For the first time in history, women are leading both majority caucuses in the Minnesota Legislature.
When lawmakers convened in January, Rep. Melissa Hortman, DFL-Brooklyn Park, retained her leadership role as House speaker, while Sen. Kari Dziedzic, DFL-Minneapolis, was elected the new Senate majority leader.
This leadership advancement for women occurred 165 years after Minnesota became a state and 103 years after American women were granted the right to vote.
Should we conclude that women’s barriers to serving in government office have fallen? As a St. Paul resident, I’m exclusively represented by women in policy-making positions.
In Congress, I’m represented by U.S. Sens. Amy Klobuchar and Tina Smith, while Betty McCollum is my U.S. House member. In the Minnesota Legislature, my lawmakers are second-term Rep. Athena Hollins and freshman Sen. Clare Oumou Verbeten. Trista MatasCastillo is my Ramsey County commissioner, and I live in the ward of St. Paul City Council President Amy Brendmoen.
Women have fared well politically in St. Paul, but that example isn’t replicated widely across the state or nation.
After more than a century of women’s suffrage, why has the U.S. presidency been solely the domain of men? Why haven’t Minnesota’s two dominant political parties produced a woman governor?
2023 will be a fascinating year to watch whether any women dare to challenge Joe Biden and Donald Trump for their party nominations for president.
How many Americans are excited about a rematch between Trump, who’ll turn 78 in June 2024, and Biden, who’ll turn 82 shortly after the 2024 election? There are qualified women in both political parties who’ve served as a governor, U.S. senator or U.S. House member who could make strong White House bids in the 2024 cycle.
While Minnesota doesn’t have a term limit for the office of governor, if history is a guide, it’s unlikely that Tim Walz would seek a third term in 2026. Statewide wins by Klobuchar and Smith demonstrate that a woman candidate could be elected governor, perhaps as soon as 2026.
Among the 50 U.S. states, 12 women are currently serving as governor—eight Democrats and four Republicans.
In Minnesota’s judicial and legislative branches, women secured top jobs back in the 1990s. Republican Gov. Arne Carlson named Kathleen Blatz chief justice of the Minnesota Supreme Court in 1998. Meanwhile, Democrats elected Rep. Dee Long the first woman House speaker in 1992.
At an event I moderated at the College of St. Benedict in 2016, Tina Smith acknowledged that there is a “tougher hill to climb” for a woman to get elected governor.
“People feel differently about electing women to executive office than they do about electing women to legislative office,” Smith said, because they ponder what it would be like for a woman “to be in charge of everything.”

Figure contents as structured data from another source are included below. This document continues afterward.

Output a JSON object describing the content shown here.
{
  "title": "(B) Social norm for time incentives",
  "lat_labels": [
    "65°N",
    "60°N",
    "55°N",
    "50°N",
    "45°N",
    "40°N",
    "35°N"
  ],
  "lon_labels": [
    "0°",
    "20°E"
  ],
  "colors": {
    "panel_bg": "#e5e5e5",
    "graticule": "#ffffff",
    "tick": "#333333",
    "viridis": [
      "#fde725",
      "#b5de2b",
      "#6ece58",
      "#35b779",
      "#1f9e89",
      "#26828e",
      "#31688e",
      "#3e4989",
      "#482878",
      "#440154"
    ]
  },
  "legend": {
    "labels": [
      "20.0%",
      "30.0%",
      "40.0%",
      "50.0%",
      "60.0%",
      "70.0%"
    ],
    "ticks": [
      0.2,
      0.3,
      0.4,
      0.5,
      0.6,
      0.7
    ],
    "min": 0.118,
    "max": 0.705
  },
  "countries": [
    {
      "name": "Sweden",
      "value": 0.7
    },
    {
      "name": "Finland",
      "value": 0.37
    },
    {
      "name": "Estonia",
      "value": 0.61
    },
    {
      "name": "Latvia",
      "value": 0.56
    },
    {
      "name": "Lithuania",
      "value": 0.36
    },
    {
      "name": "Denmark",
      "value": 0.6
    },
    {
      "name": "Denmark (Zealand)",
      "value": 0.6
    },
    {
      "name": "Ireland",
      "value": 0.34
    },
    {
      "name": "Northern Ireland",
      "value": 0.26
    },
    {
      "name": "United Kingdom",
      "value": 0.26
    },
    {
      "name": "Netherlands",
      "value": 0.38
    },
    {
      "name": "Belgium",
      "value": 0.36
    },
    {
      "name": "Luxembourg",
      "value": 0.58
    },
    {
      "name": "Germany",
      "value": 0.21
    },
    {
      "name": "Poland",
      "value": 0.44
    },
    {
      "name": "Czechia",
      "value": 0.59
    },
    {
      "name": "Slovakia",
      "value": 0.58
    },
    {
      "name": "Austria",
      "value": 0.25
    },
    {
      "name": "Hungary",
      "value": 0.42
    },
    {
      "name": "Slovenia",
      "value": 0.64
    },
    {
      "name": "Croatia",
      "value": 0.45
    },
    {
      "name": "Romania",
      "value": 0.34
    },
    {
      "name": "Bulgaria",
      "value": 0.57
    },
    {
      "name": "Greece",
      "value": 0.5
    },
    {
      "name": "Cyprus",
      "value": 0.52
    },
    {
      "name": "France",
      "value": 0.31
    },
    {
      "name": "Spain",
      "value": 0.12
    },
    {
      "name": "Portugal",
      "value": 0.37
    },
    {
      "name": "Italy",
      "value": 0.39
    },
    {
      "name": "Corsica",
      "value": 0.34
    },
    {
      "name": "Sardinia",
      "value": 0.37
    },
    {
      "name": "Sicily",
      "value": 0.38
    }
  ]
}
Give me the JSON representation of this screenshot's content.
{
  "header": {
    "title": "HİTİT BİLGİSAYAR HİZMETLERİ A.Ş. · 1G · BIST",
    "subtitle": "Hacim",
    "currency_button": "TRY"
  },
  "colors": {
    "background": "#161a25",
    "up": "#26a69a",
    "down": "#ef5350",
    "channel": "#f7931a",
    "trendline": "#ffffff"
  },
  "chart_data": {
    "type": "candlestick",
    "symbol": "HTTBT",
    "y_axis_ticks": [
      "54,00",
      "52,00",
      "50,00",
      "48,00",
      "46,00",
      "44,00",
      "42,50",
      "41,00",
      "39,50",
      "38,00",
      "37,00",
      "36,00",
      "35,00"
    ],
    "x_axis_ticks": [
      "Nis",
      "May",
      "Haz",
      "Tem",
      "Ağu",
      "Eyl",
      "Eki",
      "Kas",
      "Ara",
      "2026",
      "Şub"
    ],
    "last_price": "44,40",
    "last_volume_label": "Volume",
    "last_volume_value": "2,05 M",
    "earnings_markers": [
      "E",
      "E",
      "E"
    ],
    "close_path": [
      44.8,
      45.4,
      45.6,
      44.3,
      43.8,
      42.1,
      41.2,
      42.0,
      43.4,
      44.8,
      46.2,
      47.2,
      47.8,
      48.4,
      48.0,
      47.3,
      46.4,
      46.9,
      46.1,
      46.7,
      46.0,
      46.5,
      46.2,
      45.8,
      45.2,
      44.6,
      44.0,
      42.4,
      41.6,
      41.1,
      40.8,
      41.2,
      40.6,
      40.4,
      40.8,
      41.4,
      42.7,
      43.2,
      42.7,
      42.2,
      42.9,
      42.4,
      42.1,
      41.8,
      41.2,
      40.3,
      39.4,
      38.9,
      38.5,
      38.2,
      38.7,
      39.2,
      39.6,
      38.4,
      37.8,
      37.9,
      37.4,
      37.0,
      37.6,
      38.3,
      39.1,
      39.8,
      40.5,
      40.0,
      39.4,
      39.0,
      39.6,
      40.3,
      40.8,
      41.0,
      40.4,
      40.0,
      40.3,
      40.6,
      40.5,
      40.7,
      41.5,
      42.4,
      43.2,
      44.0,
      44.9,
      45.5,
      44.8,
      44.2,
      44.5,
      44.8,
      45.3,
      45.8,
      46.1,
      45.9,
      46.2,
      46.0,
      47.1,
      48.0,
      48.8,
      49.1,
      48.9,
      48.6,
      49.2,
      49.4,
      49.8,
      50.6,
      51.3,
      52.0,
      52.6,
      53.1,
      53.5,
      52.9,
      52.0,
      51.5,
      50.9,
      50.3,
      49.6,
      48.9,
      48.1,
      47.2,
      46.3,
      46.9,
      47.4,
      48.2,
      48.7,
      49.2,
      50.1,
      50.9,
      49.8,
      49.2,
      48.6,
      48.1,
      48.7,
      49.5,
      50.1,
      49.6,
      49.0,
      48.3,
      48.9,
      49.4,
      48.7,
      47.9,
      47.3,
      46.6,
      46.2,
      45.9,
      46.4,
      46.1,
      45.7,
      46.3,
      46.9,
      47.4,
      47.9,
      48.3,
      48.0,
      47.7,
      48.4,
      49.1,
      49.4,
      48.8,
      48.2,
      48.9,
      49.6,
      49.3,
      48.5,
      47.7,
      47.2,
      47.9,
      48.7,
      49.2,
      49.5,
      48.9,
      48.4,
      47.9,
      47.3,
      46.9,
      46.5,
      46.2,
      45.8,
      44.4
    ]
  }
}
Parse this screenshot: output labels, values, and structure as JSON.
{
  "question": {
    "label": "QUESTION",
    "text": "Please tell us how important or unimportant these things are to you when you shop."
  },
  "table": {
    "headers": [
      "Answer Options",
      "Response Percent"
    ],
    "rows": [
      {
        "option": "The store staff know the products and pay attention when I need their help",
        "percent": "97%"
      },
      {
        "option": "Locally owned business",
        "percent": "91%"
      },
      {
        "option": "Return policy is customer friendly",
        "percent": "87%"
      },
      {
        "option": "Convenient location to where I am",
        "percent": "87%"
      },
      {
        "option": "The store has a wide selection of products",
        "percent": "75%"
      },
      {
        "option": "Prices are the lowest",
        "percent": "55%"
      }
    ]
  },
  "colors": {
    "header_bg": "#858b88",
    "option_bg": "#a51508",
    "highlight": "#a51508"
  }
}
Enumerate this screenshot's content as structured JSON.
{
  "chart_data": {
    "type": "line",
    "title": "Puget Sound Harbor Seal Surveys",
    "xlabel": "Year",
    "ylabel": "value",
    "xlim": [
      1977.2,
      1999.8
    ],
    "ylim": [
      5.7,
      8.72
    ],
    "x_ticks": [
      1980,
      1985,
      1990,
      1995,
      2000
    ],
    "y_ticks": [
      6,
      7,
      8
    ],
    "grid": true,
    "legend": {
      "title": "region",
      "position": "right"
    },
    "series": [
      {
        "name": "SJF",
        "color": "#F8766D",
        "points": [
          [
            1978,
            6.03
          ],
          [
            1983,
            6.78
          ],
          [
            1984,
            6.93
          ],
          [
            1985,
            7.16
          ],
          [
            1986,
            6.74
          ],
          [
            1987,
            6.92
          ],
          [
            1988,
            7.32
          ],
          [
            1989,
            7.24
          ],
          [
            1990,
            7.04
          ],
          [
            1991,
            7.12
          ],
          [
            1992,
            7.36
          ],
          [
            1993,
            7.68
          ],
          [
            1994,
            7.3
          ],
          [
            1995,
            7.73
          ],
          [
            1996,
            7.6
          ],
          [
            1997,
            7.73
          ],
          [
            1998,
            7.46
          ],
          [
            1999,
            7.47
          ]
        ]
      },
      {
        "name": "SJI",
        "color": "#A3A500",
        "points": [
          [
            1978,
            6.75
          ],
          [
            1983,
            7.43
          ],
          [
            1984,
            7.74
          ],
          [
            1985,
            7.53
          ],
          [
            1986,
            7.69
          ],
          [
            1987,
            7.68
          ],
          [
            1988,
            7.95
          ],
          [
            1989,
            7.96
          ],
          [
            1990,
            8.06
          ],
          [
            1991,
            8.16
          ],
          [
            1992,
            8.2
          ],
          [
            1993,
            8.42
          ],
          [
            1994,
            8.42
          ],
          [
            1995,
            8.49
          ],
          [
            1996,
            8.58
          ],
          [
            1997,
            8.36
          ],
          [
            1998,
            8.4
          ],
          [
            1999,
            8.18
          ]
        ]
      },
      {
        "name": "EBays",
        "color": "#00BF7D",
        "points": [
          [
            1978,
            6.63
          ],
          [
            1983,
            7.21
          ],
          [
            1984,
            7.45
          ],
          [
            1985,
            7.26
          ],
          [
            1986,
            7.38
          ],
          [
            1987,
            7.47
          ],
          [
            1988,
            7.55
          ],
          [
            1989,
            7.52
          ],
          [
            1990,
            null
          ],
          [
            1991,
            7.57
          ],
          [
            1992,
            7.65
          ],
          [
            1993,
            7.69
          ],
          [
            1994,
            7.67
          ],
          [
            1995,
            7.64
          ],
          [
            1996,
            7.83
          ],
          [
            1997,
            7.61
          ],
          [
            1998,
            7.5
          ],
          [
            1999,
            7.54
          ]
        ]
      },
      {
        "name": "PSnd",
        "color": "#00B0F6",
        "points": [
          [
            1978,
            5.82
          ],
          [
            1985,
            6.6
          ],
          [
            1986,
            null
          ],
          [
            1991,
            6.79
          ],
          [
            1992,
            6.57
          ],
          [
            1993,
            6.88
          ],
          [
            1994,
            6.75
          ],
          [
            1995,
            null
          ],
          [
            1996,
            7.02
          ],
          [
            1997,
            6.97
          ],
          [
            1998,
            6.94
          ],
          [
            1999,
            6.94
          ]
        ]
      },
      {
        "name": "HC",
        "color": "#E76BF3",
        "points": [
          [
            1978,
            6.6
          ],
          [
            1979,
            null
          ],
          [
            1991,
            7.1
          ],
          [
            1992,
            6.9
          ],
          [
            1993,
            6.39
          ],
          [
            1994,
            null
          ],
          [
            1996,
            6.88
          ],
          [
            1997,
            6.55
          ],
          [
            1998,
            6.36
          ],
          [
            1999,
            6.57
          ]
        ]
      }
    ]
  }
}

Smith told an audience of largely women students that she often heard people say: “I’d love to vote for a woman for governor as long as she is capable” of doing the job. Based on that reality, Smith emphasized the need for women to clearly convey their qualifications and achievements to the voting public.
In 2023, women are still in the minority in the Minnesota Legislature as they hold 76 of the 201 seats in the House and Senate, which translates to 37.8%. Four decades ago, it was 28 seats or 13.9%.
To increase their ranks in elected offices, women can employ a few key strategies:
Don’t wait to be asked to run for office: Some women underestimate their talent and experience, and they don’t put themselves forward as candidates. They assume multiple people should recruit them to validate their worthiness as candidates.
Don’t let age be a barrier to a candidacy: Young legislators recently fielded questions about their ages on the campaign trail, but they didn’t allow that scrutiny to deter them from running. Women also can begin their bids for elected office in their 50s or 60s. There isn’t a perfect age for a candidacy.
Be ready when opportunities arise: Women who want to serve may need to challenge incumbents, but they also should be prepared for unexpected vacancies. When it became clear that Al Franken would resign his U.S. Senate seat, Tina Smith accepted a Senate appointment. She began serving in early 2018 with the knowledge that she’d have to stand for election in November 2018 and then run again in 2020.
Demonstrate a willingness to negotiate: Historically many women lawmakers have shown an ability to work across the political aisle and make reasonable compromises to pass bills. That pragmatic approach is an electoral advantage.
Communicate a relevant, coherent vision: Voters want to be heard and see their officeholders make their communities better. If women candidates articulate a positive agenda and get results, they are positioned to succeed in multiple elections.
Liz Fedor is an editor at Twin Cities Business. She previously was a reporter and editor for the Star Tribune and Grand Forks (N.D.) Herald.